About eleven o’clock I sighted fins. We made a circle round him, and drew the bait almost right across his bill. He went down. Again that familiar waiting, poignant suspense!... He refused to strike.
Next one was a big fellow with pale fins. We made a perfect circle, and he went down as if to take the bait!... But he came up. We tried again. Same result. Then we put on an albacore and drew that, tail first, in front of him. Slowly he swam toward it, went down, and suddenly turned and shot away, leaving a big wake. He was badly scared by that albacore.
Next one we worked three times before he went down, and the last one gave us opportunity for only one circle before he sank.
They are shy, keen, and wise.
The morning following, as we headed out over a darkly rippling sea, some four miles off Long Point, where we had the thrilling strikes from the big swordfish, and which place we had fondly imagined was our happy hunting-ground—because it was near shore and off the usual fishing course out in the channel—we ran into Boschen fighting a fish.
This is a spectacle not given to many fishermen, and I saw my opportunity.
With my glass I watched Boschen fight the swordfish, and I concluded from the way he pulled that he was fast to the bottom of the ocean. We went on our way then, and that night when I got in I saw his wonderful swordfish, the world’s record we all knew he would get some day. Four hundred and sixty-three pounds! And he had the luck to kill this great fish in short time. My friend Doctor Riggin, a scientist, dissected this fish, and found that Boschen’s hook had torn into the heart. This strange feature explained the easy capture, and, though it might detract somewhat from Boschen’s pride in the achievement, it certainly did not detract from the record.

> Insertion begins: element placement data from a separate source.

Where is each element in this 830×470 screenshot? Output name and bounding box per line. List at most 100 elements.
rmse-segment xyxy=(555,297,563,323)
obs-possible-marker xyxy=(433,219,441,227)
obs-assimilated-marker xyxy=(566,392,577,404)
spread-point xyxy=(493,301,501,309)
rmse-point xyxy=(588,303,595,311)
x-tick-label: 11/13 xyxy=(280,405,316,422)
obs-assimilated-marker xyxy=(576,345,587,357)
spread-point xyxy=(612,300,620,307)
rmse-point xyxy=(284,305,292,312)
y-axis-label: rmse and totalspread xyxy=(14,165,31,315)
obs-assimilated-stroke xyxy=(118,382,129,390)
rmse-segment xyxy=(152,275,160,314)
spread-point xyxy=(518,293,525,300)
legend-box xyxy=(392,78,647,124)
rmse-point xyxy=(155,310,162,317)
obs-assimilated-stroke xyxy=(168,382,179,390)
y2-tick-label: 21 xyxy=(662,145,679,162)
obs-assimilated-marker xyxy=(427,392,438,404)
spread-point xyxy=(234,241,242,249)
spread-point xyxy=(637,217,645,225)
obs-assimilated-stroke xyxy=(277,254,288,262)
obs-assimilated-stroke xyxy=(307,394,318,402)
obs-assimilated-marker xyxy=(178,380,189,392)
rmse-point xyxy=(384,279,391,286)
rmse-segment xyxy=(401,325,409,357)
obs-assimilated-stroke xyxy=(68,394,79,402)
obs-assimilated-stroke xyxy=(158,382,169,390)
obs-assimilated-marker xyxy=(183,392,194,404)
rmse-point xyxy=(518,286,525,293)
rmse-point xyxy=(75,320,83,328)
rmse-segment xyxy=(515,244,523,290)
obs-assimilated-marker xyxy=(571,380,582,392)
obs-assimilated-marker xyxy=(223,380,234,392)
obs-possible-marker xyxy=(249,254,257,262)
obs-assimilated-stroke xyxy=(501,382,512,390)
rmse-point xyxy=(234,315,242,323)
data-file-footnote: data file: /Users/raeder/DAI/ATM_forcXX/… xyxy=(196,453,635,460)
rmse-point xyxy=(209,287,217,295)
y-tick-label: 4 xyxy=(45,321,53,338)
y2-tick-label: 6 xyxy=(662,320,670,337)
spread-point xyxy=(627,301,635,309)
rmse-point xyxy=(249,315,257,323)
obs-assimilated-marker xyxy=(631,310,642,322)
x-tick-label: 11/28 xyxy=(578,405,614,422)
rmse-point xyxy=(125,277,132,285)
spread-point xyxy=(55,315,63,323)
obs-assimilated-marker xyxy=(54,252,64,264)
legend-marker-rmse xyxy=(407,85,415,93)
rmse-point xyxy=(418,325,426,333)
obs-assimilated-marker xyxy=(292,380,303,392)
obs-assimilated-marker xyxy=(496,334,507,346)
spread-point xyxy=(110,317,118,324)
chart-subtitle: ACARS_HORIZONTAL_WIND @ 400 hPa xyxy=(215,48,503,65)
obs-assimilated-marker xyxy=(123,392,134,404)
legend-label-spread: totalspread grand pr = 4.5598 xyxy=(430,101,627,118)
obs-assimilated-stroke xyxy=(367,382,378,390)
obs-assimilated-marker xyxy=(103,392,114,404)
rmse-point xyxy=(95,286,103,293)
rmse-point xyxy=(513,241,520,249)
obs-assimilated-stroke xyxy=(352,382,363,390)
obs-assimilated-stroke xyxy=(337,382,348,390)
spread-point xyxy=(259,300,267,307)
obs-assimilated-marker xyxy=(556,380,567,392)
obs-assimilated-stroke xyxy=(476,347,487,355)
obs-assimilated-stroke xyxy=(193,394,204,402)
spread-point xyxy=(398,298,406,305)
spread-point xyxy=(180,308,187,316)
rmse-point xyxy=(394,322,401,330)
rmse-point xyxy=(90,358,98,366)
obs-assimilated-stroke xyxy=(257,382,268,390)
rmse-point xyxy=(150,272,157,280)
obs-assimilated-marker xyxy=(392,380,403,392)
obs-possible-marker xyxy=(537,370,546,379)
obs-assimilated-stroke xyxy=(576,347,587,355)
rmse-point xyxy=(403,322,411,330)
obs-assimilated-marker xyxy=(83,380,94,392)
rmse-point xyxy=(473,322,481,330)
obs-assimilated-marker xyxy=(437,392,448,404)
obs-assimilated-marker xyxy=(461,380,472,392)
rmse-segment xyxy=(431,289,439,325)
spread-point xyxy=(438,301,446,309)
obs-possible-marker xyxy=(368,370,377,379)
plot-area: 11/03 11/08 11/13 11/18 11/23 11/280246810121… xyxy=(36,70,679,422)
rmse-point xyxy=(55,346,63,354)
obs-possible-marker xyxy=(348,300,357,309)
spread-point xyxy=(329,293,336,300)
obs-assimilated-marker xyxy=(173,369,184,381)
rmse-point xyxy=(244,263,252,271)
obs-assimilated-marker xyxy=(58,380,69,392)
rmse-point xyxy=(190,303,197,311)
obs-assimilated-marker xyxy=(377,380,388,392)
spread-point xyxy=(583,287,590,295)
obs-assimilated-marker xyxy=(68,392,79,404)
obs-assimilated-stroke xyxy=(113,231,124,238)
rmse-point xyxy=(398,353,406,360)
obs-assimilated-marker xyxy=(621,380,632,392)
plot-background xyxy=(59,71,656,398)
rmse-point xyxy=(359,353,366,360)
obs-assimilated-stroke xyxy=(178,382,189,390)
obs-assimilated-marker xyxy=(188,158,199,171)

That night, after coming in from the day’s hunt for swordfish, Dan and I decided to get good bait. At five thirty we started for seal rocks. The sun was setting, and the red fog over the west end of the island was weird and beautiful. Long, slow swells were running, and they boomed inshore on the rocks. Seals were barking—a hoarse, raucous croak. I saw a lonely heron silhouetted against the red glow of the western horizon.

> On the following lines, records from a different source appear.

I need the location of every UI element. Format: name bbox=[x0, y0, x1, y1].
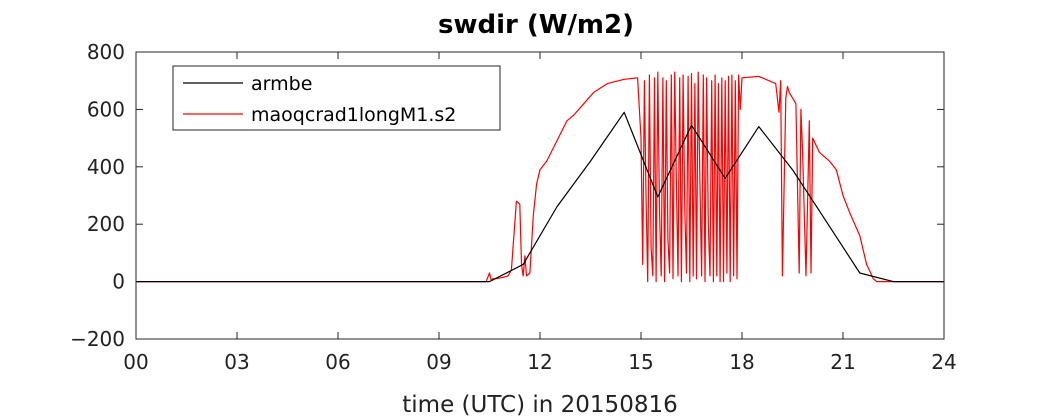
legend: armbe maoqcrad1longM1.s2 bbox=[172, 65, 501, 131]
series-lines bbox=[136, 71, 944, 283]
x-tick-label: 21 bbox=[830, 350, 855, 374]
legend-label: maoqcrad1longM1.s2 bbox=[251, 104, 456, 126]
x-tick-label: 09 bbox=[426, 350, 451, 374]
series-line-armbe bbox=[136, 111, 944, 283]
axis-ticks: 00 03 06 09 12 15 18 21 24 −200 0 200 400 600 800 bbox=[70, 40, 957, 374]
y-tick-label: 400 bbox=[87, 155, 125, 179]
x-tick-label: 00 bbox=[123, 350, 148, 374]
series-line-maoqcrad1longm1-s2 bbox=[136, 71, 944, 283]
x-tick-label: 06 bbox=[325, 350, 350, 374]
y-tick-label: −200 bbox=[70, 327, 125, 351]
y-tick-label: 200 bbox=[87, 212, 125, 236]
legend-label: armbe bbox=[251, 73, 312, 95]
chart-title: swdir (W/m2) bbox=[438, 10, 634, 40]
x-tick-label: 18 bbox=[729, 350, 754, 374]
x-axis-label: time (UTC) in 20150816 bbox=[402, 392, 677, 417]
x-tick-label: 12 bbox=[527, 350, 552, 374]
y-tick-label: 600 bbox=[87, 97, 125, 121]
y-tick-label: 0 bbox=[112, 270, 125, 294]
x-tick-label: 24 bbox=[931, 350, 956, 374]
x-tick-label: 15 bbox=[628, 350, 653, 374]
y-tick-label: 800 bbox=[87, 40, 125, 64]
x-tick-label: 03 bbox=[224, 350, 249, 374]
legend-box bbox=[172, 65, 501, 131]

We fished—trolling slowly a few hundred yards offshore—and soon were fighting barracuda, which we needed so badly for swordfish bait.
They strike easily, and put up a jerky kind of battle. They are a long, slim fish, yellow and white in the water, a glistening pale bronze and silver when landed. I hooked a harder-fighting fish, which, when brought in, proved to be a white sea-bass, a very beautiful species with faint purplish color and mottled opal tints above the deep silver.